15.11.2010

Never ending Story „Bürokratieabbau“

Neues Kapitel: Das Gesetz über den Normenkontrollrat

Never ending Story „Bürokratieabbau“

Neues Kapitel: Das Gesetz über den Normenkontrollrat

Bürokratieabbau: Altes muss weichen, damit 
Neues entstehen kann. | © jomare - Fotolia
Bürokratieabbau: Altes muss weichen, damit Neues entstehen kann. | © jomare - Fotolia

So erschreckend es klingen mag, der Bürokratieabbau ist tatsächlich eine unendliche Geschichte. Solange es eine Gesellschaft gibt, wird es auch Bürokratie geben. Das gilt insbesondere dann, wenn man nicht nur die Tätigkeit öffentlicher Verwaltungen, sondern auch jene von privaten Betrieben und Organisationen ins Auge fasst. Aus dem – in Deutschland geschichtlich bedingten – Unbehagen der Bürger gegenüber staatlicher Verwaltung resultiert das Interesse der Öffentlichkeit an Versuchen, dort überflüssige Bürokratie abzubauen.

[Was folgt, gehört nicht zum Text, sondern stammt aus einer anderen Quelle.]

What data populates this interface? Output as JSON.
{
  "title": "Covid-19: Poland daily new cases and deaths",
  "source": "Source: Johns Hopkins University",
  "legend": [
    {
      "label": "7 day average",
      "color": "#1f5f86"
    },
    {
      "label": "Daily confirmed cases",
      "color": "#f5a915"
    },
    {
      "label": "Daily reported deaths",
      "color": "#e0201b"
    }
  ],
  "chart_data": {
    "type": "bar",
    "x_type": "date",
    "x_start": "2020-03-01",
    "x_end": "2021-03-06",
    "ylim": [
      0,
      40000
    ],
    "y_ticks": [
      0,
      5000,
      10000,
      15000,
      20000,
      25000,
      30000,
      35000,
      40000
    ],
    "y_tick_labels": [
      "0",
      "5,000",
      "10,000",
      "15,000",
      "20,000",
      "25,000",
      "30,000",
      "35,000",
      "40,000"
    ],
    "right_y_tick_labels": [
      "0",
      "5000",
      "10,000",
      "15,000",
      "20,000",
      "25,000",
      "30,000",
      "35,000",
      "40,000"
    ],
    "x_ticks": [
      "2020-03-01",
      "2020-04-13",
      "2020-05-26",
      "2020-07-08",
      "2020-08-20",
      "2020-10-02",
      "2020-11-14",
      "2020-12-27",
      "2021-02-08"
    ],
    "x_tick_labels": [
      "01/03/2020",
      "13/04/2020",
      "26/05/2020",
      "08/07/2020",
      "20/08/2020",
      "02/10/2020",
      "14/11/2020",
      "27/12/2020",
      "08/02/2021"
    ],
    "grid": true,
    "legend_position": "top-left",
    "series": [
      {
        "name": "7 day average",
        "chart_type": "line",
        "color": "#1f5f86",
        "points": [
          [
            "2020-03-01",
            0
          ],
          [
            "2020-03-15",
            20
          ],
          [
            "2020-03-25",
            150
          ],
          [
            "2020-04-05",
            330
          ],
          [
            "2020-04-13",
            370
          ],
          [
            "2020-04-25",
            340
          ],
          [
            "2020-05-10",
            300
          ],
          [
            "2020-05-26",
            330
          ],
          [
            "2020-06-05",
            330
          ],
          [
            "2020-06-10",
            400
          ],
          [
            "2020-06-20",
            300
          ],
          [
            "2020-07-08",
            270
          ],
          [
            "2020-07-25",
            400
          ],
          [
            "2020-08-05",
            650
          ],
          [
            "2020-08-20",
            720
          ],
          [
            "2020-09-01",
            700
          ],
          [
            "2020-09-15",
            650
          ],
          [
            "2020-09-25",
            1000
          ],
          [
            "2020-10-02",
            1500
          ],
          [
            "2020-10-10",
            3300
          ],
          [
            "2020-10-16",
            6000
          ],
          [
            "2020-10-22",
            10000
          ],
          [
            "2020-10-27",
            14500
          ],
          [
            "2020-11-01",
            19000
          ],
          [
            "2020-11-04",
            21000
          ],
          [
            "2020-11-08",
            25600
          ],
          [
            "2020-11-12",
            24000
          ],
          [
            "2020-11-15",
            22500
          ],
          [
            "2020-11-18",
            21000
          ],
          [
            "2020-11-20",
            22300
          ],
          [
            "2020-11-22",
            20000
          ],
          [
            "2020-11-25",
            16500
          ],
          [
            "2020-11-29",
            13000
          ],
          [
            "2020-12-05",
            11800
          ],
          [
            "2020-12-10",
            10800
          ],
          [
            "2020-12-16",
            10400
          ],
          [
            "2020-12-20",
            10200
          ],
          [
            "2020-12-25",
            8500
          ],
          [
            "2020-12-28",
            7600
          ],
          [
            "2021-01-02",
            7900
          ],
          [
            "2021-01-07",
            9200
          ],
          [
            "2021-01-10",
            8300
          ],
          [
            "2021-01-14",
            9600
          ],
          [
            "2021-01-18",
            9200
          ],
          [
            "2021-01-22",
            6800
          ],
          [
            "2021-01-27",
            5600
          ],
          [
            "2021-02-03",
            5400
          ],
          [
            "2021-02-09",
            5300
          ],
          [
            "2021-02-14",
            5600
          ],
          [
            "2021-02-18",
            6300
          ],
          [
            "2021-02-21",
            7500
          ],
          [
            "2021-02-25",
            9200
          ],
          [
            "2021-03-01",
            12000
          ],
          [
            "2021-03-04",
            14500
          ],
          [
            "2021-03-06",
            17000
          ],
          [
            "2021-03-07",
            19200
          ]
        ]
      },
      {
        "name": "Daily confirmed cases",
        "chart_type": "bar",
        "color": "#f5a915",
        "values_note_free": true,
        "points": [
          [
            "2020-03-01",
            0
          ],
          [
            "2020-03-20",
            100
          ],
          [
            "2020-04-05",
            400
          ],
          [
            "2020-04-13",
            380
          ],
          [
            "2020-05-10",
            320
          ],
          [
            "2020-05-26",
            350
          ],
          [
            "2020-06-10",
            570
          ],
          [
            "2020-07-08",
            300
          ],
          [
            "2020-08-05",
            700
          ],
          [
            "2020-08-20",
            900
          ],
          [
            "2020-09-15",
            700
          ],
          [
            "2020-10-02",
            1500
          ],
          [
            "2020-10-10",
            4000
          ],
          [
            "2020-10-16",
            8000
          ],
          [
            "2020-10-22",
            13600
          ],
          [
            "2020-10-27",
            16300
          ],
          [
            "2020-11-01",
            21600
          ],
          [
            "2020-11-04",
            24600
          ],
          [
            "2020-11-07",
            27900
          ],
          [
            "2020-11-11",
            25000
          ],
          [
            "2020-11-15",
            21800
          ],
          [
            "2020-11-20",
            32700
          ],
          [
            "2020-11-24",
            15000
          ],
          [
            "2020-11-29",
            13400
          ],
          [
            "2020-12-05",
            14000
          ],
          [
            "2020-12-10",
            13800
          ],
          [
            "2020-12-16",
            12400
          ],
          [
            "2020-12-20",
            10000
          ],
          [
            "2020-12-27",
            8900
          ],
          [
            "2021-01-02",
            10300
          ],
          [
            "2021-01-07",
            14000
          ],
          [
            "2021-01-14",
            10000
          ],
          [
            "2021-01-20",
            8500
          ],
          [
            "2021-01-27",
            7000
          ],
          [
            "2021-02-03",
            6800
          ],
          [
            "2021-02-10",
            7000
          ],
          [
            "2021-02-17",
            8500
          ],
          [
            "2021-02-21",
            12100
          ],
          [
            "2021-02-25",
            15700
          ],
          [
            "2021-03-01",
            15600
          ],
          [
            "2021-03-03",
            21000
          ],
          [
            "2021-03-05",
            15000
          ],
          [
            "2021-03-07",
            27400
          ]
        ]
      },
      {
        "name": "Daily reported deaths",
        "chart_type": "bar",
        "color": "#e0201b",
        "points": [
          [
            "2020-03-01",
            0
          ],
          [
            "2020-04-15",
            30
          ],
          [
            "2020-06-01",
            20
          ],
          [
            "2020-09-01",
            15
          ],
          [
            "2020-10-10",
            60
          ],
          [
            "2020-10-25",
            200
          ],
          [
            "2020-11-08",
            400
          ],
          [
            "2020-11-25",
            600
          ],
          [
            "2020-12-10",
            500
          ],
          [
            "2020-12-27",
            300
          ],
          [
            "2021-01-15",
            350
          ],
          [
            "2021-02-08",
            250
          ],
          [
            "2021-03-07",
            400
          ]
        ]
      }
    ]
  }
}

Schon in der Vergangenheit hat es in diesem Zusammenhang immer wieder Anläufe gegeben, wenngleich man sich des Eindrucks nicht erwehren konnte, dass zuweilen nur alter Wein in neue Schläuche gefüllt wurde. Ist nun das Kapitel „Normenkontrollrat“(NKR) wirklich ein „neues“ Kapitel oder nur ein weiteres, das an die Reihe der bisherigen noch hinzugefügt wird?

Selbst wenn manche es nicht wahrhaben wollen – das Gesetz über den NKR vom 14.08.2006 (BGBl S. 1866) enthält in der Tat einen neuen Ansatz in dem Bestreben, Bürokratie zu verringern.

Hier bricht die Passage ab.